Second, let me ask what the most disastrous Republican policy of the past six years has been, and what the most disastrous policy is likely to be during the next period of Republican dominance, whenever that is. I'm sure Krugman would agree that the greatest recent failure of Republican Party has been in foreign policy, between the senseless Iraq War and its "What, me worry?" attitude toward nuclear proliferation that allowed North Korea to obtain nuclear weapons, and has Iran on the verge of obtaining them. And the greatest danger we face the next time the Republicans take power is that they will start another senseless war based on lies and self-delusion.

If I thought that a budget deficit could prevent another senseless war, I'd be in favor of it, even if it meant spending the money on abstinence programs and bridges to nowhere. But the warmonger faction of the Republican Party has proved that the cost of a war -- whether in lives, money, or American standing in the international community -- is no object to their crazed plans of remaking the world through American military power. The only thing that stands in their way is the good sense of the American public, which was in seeming short supply in 2002 and 2004, but appears to be making a comeback.

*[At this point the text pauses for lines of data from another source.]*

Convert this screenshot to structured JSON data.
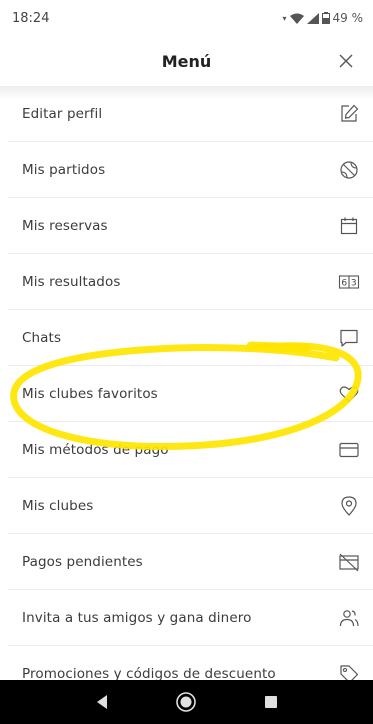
{
  "status_bar": {
    "time": "18:24",
    "battery": "49 %"
  },
  "header": {
    "title": "Menú"
  },
  "menu": [
    {
      "label": "Editar perfil",
      "icon": "edit-icon"
    },
    {
      "label": "Mis partidos",
      "icon": "tennis-ball-icon"
    },
    {
      "label": "Mis reservas",
      "icon": "calendar-icon"
    },
    {
      "label": "Mis resultados",
      "icon": "scoreboard-icon",
      "score_left": "6",
      "score_right": "3"
    },
    {
      "label": "Chats",
      "icon": "chat-icon"
    },
    {
      "label": "Mis clubes favoritos",
      "icon": "heart-icon"
    },
    {
      "label": "Mis métodos de pago",
      "icon": "credit-card-icon"
    },
    {
      "label": "Mis clubes",
      "icon": "location-pin-icon"
    },
    {
      "label": "Pagos pendientes",
      "icon": "card-off-icon"
    },
    {
      "label": "Invita a tus amigos y gana dinero",
      "icon": "invite-friends-icon"
    },
    {
      "label": "Promociones y códigos de descuento",
      "icon": "tag-icon"
    }
  ],
  "colors": {
    "highlight": "#ffe500",
    "nav_bar": "#000000"
  }
}
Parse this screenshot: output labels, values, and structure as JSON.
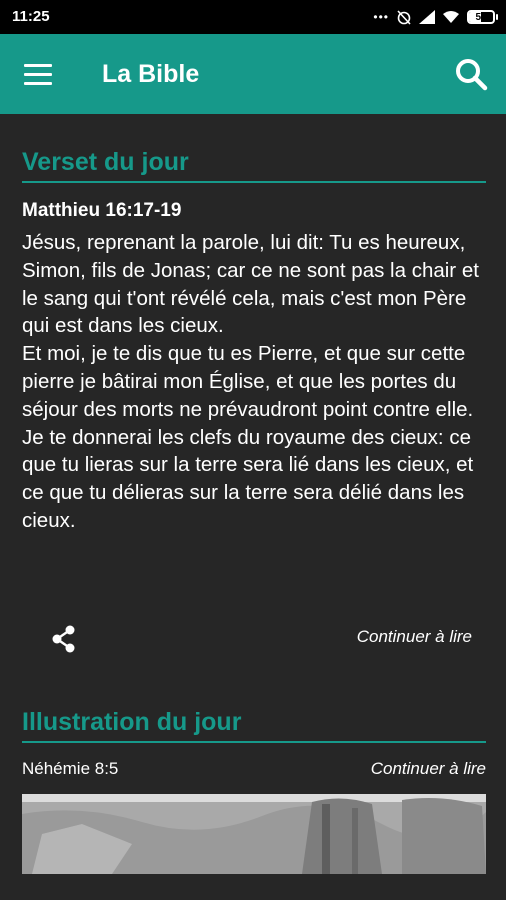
{
  "status": {
    "time": "11:25",
    "battery": "50",
    "battery_level": 0.5
  },
  "app_bar": {
    "title": "La Bible"
  },
  "verse_of_day": {
    "section_title": "Verset du jour",
    "reference": "Matthieu 16:17-19",
    "paragraphs": [
      "Jésus, reprenant la parole, lui dit: Tu es heureux, Simon, fils de Jonas; car ce ne sont pas la chair et le sang qui t'ont révélé cela, mais c'est mon Père qui est dans les cieux.",
      "Et moi, je te dis que tu es Pierre, et que sur cette pierre je bâtirai mon Église, et que les portes du séjour des morts ne prévaudront point contre elle.",
      "Je te donnerai les clefs du royaume des cieux: ce que tu lieras sur la terre sera lié dans les cieux, et ce que tu délieras sur la terre sera délié dans les cieux."
    ],
    "continue_label": "Continuer à lire"
  },
  "illustration_of_day": {
    "section_title": "Illustration du jour",
    "reference": "Néhémie 8:5",
    "continue_label": "Continuer à lire"
  },
  "colors": {
    "accent": "#16998a",
    "background": "#262626",
    "status_bar": "#000000"
  }
}
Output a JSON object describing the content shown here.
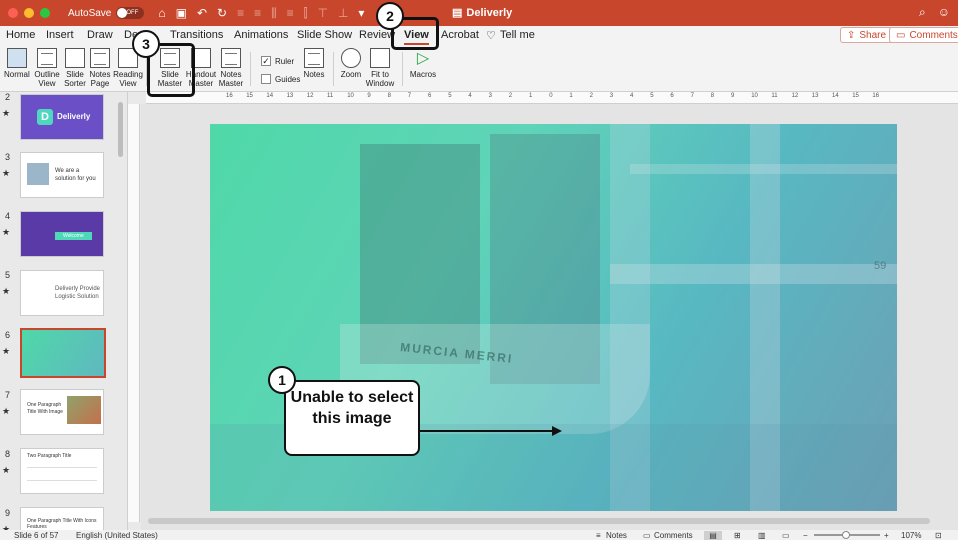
{
  "titlebar": {
    "autosave_label": "AutoSave",
    "autosave_state": "OFF",
    "doc_title": "Deliverly",
    "color": "#c8462c"
  },
  "tabs": [
    "Home",
    "Insert",
    "Draw",
    "De",
    "Transitions",
    "Animations",
    "Slide Show",
    "Review",
    "View",
    "Acrobat",
    "Tell me"
  ],
  "active_tab": "View",
  "share_label": "Share",
  "comments_label": "Comments",
  "ribbon": {
    "normal": "Normal",
    "outline_view": "Outline View",
    "slide_sorter": "Slide Sorter",
    "notes_page": "Notes Page",
    "reading_view": "Reading View",
    "slide_master": "Slide Master",
    "handout_master": "Handout Master",
    "notes_master": "Notes Master",
    "ruler": "Ruler",
    "guides": "Guides",
    "notes": "Notes",
    "zoom": "Zoom",
    "fit_to_window": "Fit to Window",
    "macros": "Macros"
  },
  "ruler_labels": [
    "16",
    "15",
    "14",
    "13",
    "12",
    "11",
    "10",
    "9",
    "8",
    "7",
    "6",
    "5",
    "4",
    "3",
    "2",
    "1",
    "0",
    "1",
    "2",
    "3",
    "4",
    "5",
    "6",
    "7",
    "8",
    "9",
    "10",
    "11",
    "12",
    "13",
    "14",
    "15",
    "16"
  ],
  "slides": [
    {
      "num": "2",
      "caption": "Deliverly"
    },
    {
      "num": "3",
      "caption": "We are a solution for you"
    },
    {
      "num": "4",
      "caption": "Welcome"
    },
    {
      "num": "5",
      "caption": "Deliverly Provide Logistic Solution"
    },
    {
      "num": "6",
      "caption": ""
    },
    {
      "num": "7",
      "caption": "One Paragraph Title With Image"
    },
    {
      "num": "8",
      "caption": "Two Paragraph Title"
    },
    {
      "num": "9",
      "caption": "One Paragraph Title With Icons Features"
    }
  ],
  "slide_content": {
    "ship_text": "MURCIA MERRI",
    "crane_number": "59"
  },
  "status": {
    "slide_info": "Slide 6 of 57",
    "language": "English (United States)",
    "notes": "Notes",
    "comments": "Comments",
    "zoom": "107%"
  },
  "annotations": {
    "badge1": "1",
    "badge2": "2",
    "badge3": "3",
    "callout_text": "Unable to select this image"
  }
}
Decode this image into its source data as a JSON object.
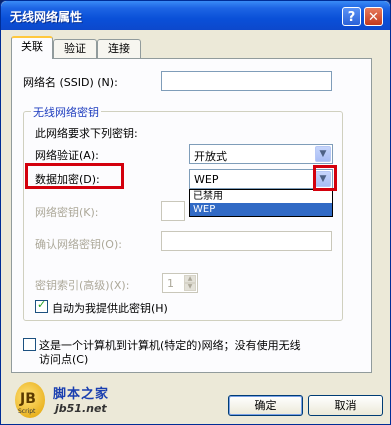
{
  "window": {
    "title": "无线网络属性",
    "help_glyph": "?",
    "close_glyph": "✕"
  },
  "tabs": [
    {
      "label": "关联",
      "active": true
    },
    {
      "label": "验证",
      "active": false
    },
    {
      "label": "连接",
      "active": false
    }
  ],
  "ssid": {
    "label": "网络名 (SSID) (N):",
    "value": ""
  },
  "wireless_key": {
    "group_title": "无线网络密钥",
    "description": "此网络要求下列密钥:",
    "auth": {
      "label": "网络验证(A):",
      "value": "开放式"
    },
    "encryption": {
      "label": "数据加密(D):",
      "value": "WEP",
      "options": [
        "已禁用",
        "WEP"
      ],
      "selected": "WEP"
    },
    "network_key": {
      "label": "网络密钥(K):",
      "value": "",
      "enabled": false
    },
    "confirm_key": {
      "label": "确认网络密钥(O):",
      "value": "",
      "enabled": false
    },
    "key_index": {
      "label": "密钥索引(高级)(X):",
      "value": "1",
      "enabled": false
    },
    "auto_key": {
      "label": "自动为我提供此密钥(H)",
      "checked": true
    }
  },
  "adhoc": {
    "line1": "这是一个计算机到计算机(特定的)网络；没有使用无线",
    "line2": "访问点(C)",
    "checked": false
  },
  "buttons": {
    "ok": "确定",
    "cancel": "取消"
  },
  "watermark": {
    "name": "脚本之家",
    "url": "jb51.net",
    "mark": "JB",
    "sub": "Script"
  },
  "colors": {
    "title_bar": "#0c48cc",
    "highlight_box": "#d3000c",
    "selection": "#316ac5"
  }
}
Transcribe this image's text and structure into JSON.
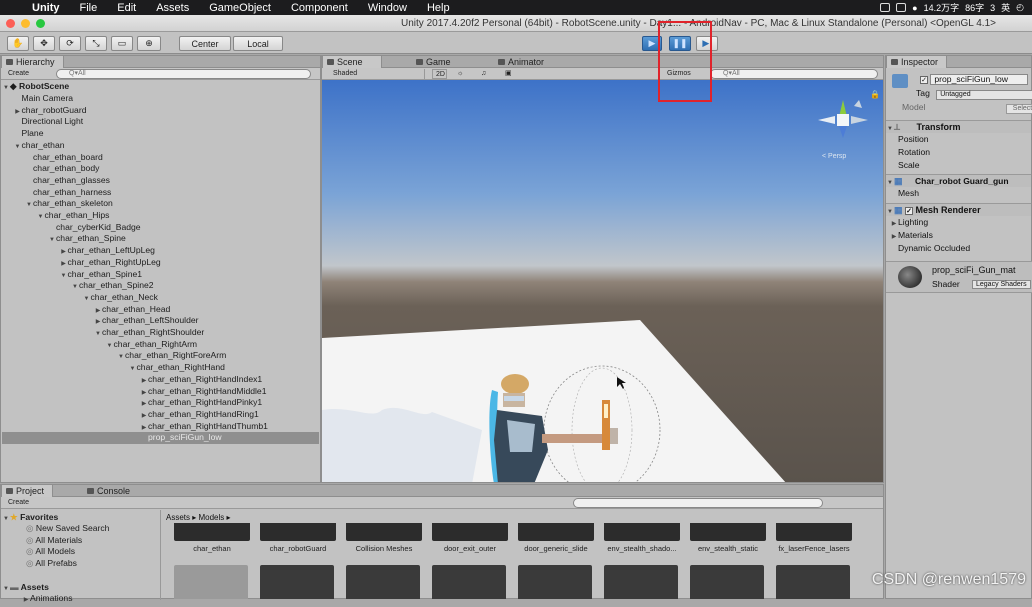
{
  "menubar": {
    "app": "Unity",
    "items": [
      "File",
      "Edit",
      "Assets",
      "GameObject",
      "Component",
      "Window",
      "Help"
    ],
    "status": [
      "14.2万字",
      "86字",
      "3",
      "英"
    ]
  },
  "window": {
    "title": "Unity 2017.4.20f2 Personal (64bit) - RobotScene.unity - Day1... - AndroidNav - PC, Mac & Linux Standalone (Personal) <OpenGL 4.1>"
  },
  "toolbar": {
    "pivot_label": "Center",
    "space_label": "Local"
  },
  "hierarchy": {
    "tab": "Hierarchy",
    "create": "Create",
    "search_placeholder": "Q▾All",
    "scene_name": "RobotScene",
    "rows": [
      {
        "label": "Main Camera",
        "indent": 1,
        "arrow": ""
      },
      {
        "label": "char_robotGuard",
        "indent": 1,
        "arrow": "▶"
      },
      {
        "label": "Directional Light",
        "indent": 1,
        "arrow": ""
      },
      {
        "label": "Plane",
        "indent": 1,
        "arrow": ""
      },
      {
        "label": "char_ethan",
        "indent": 1,
        "arrow": "▼"
      },
      {
        "label": "char_ethan_board",
        "indent": 2,
        "arrow": ""
      },
      {
        "label": "char_ethan_body",
        "indent": 2,
        "arrow": ""
      },
      {
        "label": "char_ethan_glasses",
        "indent": 2,
        "arrow": ""
      },
      {
        "label": "char_ethan_harness",
        "indent": 2,
        "arrow": ""
      },
      {
        "label": "char_ethan_skeleton",
        "indent": 2,
        "arrow": "▼"
      },
      {
        "label": "char_ethan_Hips",
        "indent": 3,
        "arrow": "▼"
      },
      {
        "label": "char_cyberKid_Badge",
        "indent": 4,
        "arrow": ""
      },
      {
        "label": "char_ethan_Spine",
        "indent": 4,
        "arrow": "▼"
      },
      {
        "label": "char_ethan_LeftUpLeg",
        "indent": 5,
        "arrow": "▶"
      },
      {
        "label": "char_ethan_RightUpLeg",
        "indent": 5,
        "arrow": "▶"
      },
      {
        "label": "char_ethan_Spine1",
        "indent": 5,
        "arrow": "▼"
      },
      {
        "label": "char_ethan_Spine2",
        "indent": 6,
        "arrow": "▼"
      },
      {
        "label": "char_ethan_Neck",
        "indent": 7,
        "arrow": "▼"
      },
      {
        "label": "char_ethan_Head",
        "indent": 8,
        "arrow": "▶"
      },
      {
        "label": "char_ethan_LeftShoulder",
        "indent": 8,
        "arrow": "▶"
      },
      {
        "label": "char_ethan_RightShoulder",
        "indent": 8,
        "arrow": "▼"
      },
      {
        "label": "char_ethan_RightArm",
        "indent": 9,
        "arrow": "▼"
      },
      {
        "label": "char_ethan_RightForeArm",
        "indent": 10,
        "arrow": "▼"
      },
      {
        "label": "char_ethan_RightHand",
        "indent": 11,
        "arrow": "▼"
      },
      {
        "label": "char_ethan_RightHandIndex1",
        "indent": 12,
        "arrow": "▶"
      },
      {
        "label": "char_ethan_RightHandMiddle1",
        "indent": 12,
        "arrow": "▶"
      },
      {
        "label": "char_ethan_RightHandPinky1",
        "indent": 12,
        "arrow": "▶"
      },
      {
        "label": "char_ethan_RightHandRing1",
        "indent": 12,
        "arrow": "▶"
      },
      {
        "label": "char_ethan_RightHandThumb1",
        "indent": 12,
        "arrow": "▶"
      },
      {
        "label": "prop_sciFiGun_low",
        "indent": 12,
        "arrow": "",
        "selected": true
      }
    ]
  },
  "scene": {
    "tabs": [
      "Scene",
      "Game",
      "Animator"
    ],
    "shading": "Shaded",
    "mode_2d": "2D",
    "gizmos": "Gizmos",
    "search_placeholder": "Q▾All",
    "persp": "< Persp"
  },
  "inspector": {
    "tab": "Inspector",
    "object_name": "prop_sciFiGun_low",
    "tag_label": "Tag",
    "tag_value": "Untagged",
    "model_label": "Model",
    "model_select": "Select",
    "transform": {
      "title": "Transform",
      "fields": [
        "Position",
        "Rotation",
        "Scale"
      ]
    },
    "mesh_filter": {
      "title": "Char_robot Guard_gun",
      "field": "Mesh"
    },
    "mesh_renderer": {
      "title": "Mesh Renderer",
      "fields": [
        "Lighting",
        "Materials",
        "Dynamic Occluded"
      ]
    },
    "material": {
      "name": "prop_sciFi_Gun_mat",
      "shader_label": "Shader",
      "shader_value": "Legacy Shaders"
    }
  },
  "project": {
    "tabs": [
      "Project",
      "Console"
    ],
    "create": "Create",
    "favorites_label": "Favorites",
    "favorites": [
      "New Saved Search",
      "All Materials",
      "All Models",
      "All Prefabs"
    ],
    "assets_label": "Assets",
    "assets_children": [
      "Animations"
    ],
    "breadcrumb": [
      "Assets",
      "Models"
    ],
    "row1": [
      "char_ethan",
      "char_robotGuard",
      "Collision Meshes",
      "door_exit_outer",
      "door_generic_slide",
      "env_stealth_shado...",
      "env_stealth_static",
      "fx_laserFence_lasers"
    ]
  },
  "watermark": "CSDN @renwen1579",
  "colors": {
    "play_blue": "#3a7bc8",
    "highlight_red": "#e0232b",
    "selection": "#8f8f8f"
  }
}
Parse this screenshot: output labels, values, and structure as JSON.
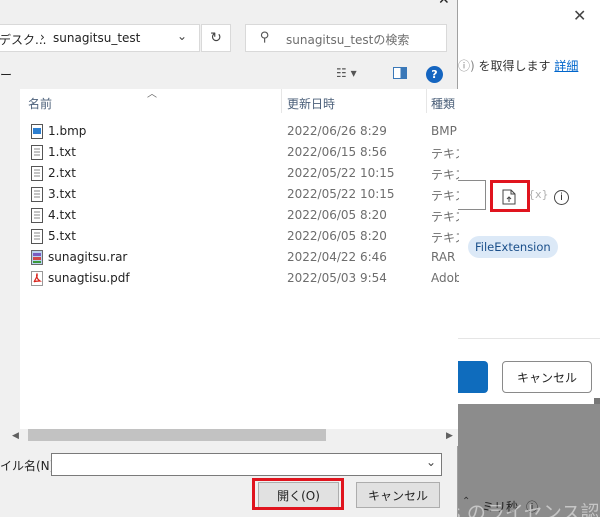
{
  "file_dialog": {
    "address": {
      "path_prefix": "デスク...",
      "separator": "›",
      "current_folder": "sunagitsu_test"
    },
    "search": {
      "placeholder": "sunagitsu_testの検索"
    },
    "toolbar": {
      "organize_label": "ー"
    },
    "columns": {
      "name": "名前",
      "date": "更新日時",
      "type": "種類"
    },
    "files": [
      {
        "name": "1.bmp",
        "date": "2022/06/26 8:29",
        "type": "BMP",
        "icon": "bmp-file-icon"
      },
      {
        "name": "1.txt",
        "date": "2022/06/15 8:56",
        "type": "テキス",
        "icon": "text-file-icon"
      },
      {
        "name": "2.txt",
        "date": "2022/05/22 10:15",
        "type": "テキス",
        "icon": "text-file-icon"
      },
      {
        "name": "3.txt",
        "date": "2022/05/22 10:15",
        "type": "テキス",
        "icon": "text-file-icon"
      },
      {
        "name": "4.txt",
        "date": "2022/06/05 8:20",
        "type": "テキス",
        "icon": "text-file-icon"
      },
      {
        "name": "5.txt",
        "date": "2022/06/05 8:20",
        "type": "テキス",
        "icon": "text-file-icon"
      },
      {
        "name": "sunagitsu.rar",
        "date": "2022/04/22 6:46",
        "type": "RAR T",
        "icon": "archive-file-icon"
      },
      {
        "name": "sunagtisu.pdf",
        "date": "2022/05/03 9:54",
        "type": "Adob",
        "icon": "pdf-file-icon"
      }
    ],
    "filename_label": "イル名(N):",
    "filename_value": "",
    "open_button": "開く(O)",
    "cancel_button": "キャンセル"
  },
  "background_dialog": {
    "info_text": "を取得します",
    "info_link": "詳細",
    "variable_chip": "FileExtension",
    "primary_button": "",
    "cancel_button": "キャンセル",
    "seconds_label": "ミリ秒",
    "watermark": "Windows のライセンス認証"
  },
  "colors": {
    "highlight": "#e0141e",
    "link": "#0066cc",
    "chip_bg": "#dce9f7",
    "primary": "#0f6cbd"
  }
}
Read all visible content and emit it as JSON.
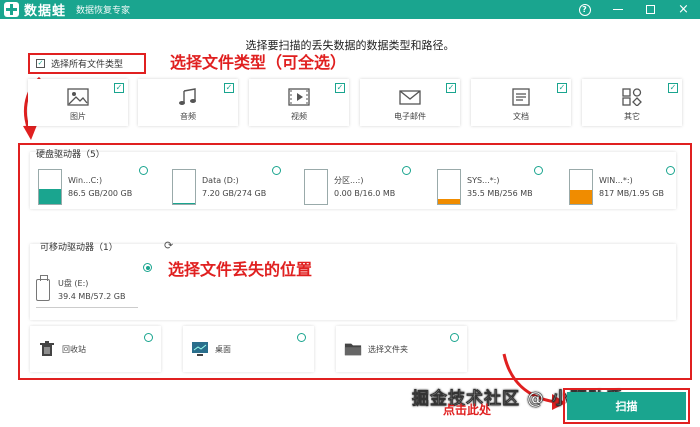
{
  "titlebar": {
    "brand": "数据蛙",
    "subtitle": "数据恢复专家",
    "help": "?",
    "close": "×"
  },
  "instruction": "选择要扫描的丢失数据的数据类型和路径。",
  "select_all": {
    "label": "选择所有文件类型",
    "checked": true
  },
  "annotations": {
    "select_types": "选择文件类型（可全选）",
    "select_location": "选择文件丢失的位置",
    "click_here": "点击此处"
  },
  "file_types": [
    {
      "label": "图片",
      "icon": "image-icon",
      "checked": true
    },
    {
      "label": "音频",
      "icon": "music-icon",
      "checked": true
    },
    {
      "label": "视频",
      "icon": "video-icon",
      "checked": true
    },
    {
      "label": "电子邮件",
      "icon": "email-icon",
      "checked": true
    },
    {
      "label": "文档",
      "icon": "document-icon",
      "checked": true
    },
    {
      "label": "其它",
      "icon": "other-icon",
      "checked": true
    }
  ],
  "hard_drives": {
    "title": "硬盘驱动器（5）",
    "items": [
      {
        "name": "Win...C:)",
        "size": "86.5 GB/200 GB",
        "used_fraction": 0.43,
        "color": "#1aa58f"
      },
      {
        "name": "Data (D:)",
        "size": "7.20 GB/274 GB",
        "used_fraction": 0.03,
        "color": "#1aa58f"
      },
      {
        "name": "分区...:)",
        "size": "0.00  B/16.0 MB",
        "used_fraction": 0.0,
        "color": "#f0a030"
      },
      {
        "name": "SYS...*:)",
        "size": "35.5 MB/256 MB",
        "used_fraction": 0.14,
        "color": "#f08c00"
      },
      {
        "name": "WIN...*:)",
        "size": "817 MB/1.95 GB",
        "used_fraction": 0.42,
        "color": "#f08c00"
      }
    ]
  },
  "removable": {
    "title": "可移动驱动器（1）",
    "refresh_icon": "refresh-icon",
    "items": [
      {
        "name": "U盘 (E:)",
        "size": "39.4 MB/57.2 GB",
        "selected": true
      }
    ]
  },
  "locations": [
    {
      "label": "回收站",
      "icon": "recycle-bin-icon"
    },
    {
      "label": "桌面",
      "icon": "desktop-icon"
    },
    {
      "label": "选择文件夹",
      "icon": "folder-icon"
    }
  ],
  "watermark": "掘金技术社区 @ 小明助手",
  "scan_button": "扫描"
}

At the risk of committing the Pundit's Fallacy, let me suggest that the next few years represent the Democratic Party's best chance to claim the mantle of responsibility in fiscal affairs, just as we have the chance to claim the mantle of responsibility in foreign affairs. It won't keep the Republicans out of power forever, but it may buy us enough time to partially undo the damage that the Republicans have done on the international stage. It would be a shame to throw that chance away on this half-baked left-wing version of the "starve the beast" hypothesis.

UPDATE: Prof. Thoma offers some commentary on Krugman's column.